Le contrat «luxembourgeois» annoncé la semaine dernière rentre donc parfaitement dans cette manière d’envisager un cloud souverain, en dehors du fait qu’il est luxembourgeois et non français.

Statu quo sur la certification européenne

La stratégie du ministre a été suivie de trois annonces de fournisseurs de solutions:

– Whaller s’est associée à OVH, elle-même en partenariat avec à Google, partenariat aujourd’hui disparu parce que Google voulait faire les mises à jour d’une technologie à distance et non plus sur site;

– Orange s’est alliée à Capgemini et à Microsoft, alliance saluée par le patron de la cybersécurité française, Guillaume Poupard au moment où il lançait la certification SecNumCloud, première du genre en Europe;

– et Thales avait annoncé la création d’une joint-venture avec Google, baptisée S3NS, qui devrait lancer son offre de cloud souverain l’an prochain.

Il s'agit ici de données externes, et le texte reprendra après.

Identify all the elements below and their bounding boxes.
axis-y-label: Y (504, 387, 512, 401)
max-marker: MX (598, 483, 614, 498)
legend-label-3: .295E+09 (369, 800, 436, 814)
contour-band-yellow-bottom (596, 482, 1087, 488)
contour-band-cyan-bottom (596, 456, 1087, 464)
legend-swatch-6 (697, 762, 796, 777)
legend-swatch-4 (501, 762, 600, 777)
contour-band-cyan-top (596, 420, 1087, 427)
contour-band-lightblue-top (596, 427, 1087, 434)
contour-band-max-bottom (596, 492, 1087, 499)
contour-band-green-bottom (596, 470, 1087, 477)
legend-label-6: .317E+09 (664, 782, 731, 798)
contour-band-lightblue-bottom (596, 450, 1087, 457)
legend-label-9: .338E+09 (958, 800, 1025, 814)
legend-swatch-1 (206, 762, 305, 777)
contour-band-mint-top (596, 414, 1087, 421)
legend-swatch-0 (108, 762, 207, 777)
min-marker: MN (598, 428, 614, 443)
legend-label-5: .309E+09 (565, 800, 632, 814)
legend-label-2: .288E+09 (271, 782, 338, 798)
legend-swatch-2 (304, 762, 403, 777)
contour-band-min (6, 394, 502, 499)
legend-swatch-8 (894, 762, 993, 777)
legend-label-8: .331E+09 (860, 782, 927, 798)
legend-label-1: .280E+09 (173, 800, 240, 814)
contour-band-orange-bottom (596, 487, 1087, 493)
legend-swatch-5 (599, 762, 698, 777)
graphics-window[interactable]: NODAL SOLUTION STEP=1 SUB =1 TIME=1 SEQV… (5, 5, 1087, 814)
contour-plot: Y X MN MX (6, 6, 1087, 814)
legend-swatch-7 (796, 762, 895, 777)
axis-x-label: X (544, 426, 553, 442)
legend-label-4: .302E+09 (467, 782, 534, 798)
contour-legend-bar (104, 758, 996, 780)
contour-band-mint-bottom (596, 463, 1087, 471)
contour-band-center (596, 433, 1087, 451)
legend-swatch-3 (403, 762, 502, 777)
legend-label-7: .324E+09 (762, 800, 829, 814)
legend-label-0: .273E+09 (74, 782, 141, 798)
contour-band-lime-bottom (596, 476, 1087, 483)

Aujourd’hui, sont estampillées SecNumCloud quatre entreprises:

– Cloud Temple, qui gère les besoins des clients quand il s’agit de passer par Amazon ou par Microsoft;

– OVHCloud,

– Oodrive,

– Worldline (ancienne filiale d’Atos qui est toujours son actionnaire majoritaire).

Un concept provisoire, ont rappelé les autorités françaises qui attendent que soit réalisée la promesse du Cyber Security Act, adopté en 2019, et qui prévoit des certifications européennes. Début février, les discussions étaient vives autour de six scénarios élaborés par la Commission européenne en vue de finaliser cette certification si attendue…

Cet article est issu de la newsletter hebdomadaire Paperjam Tech, le rendez-vous pour suivre l’actualité de l’innovation et des nouvelles technologies. Vous pouvez vous y abonner .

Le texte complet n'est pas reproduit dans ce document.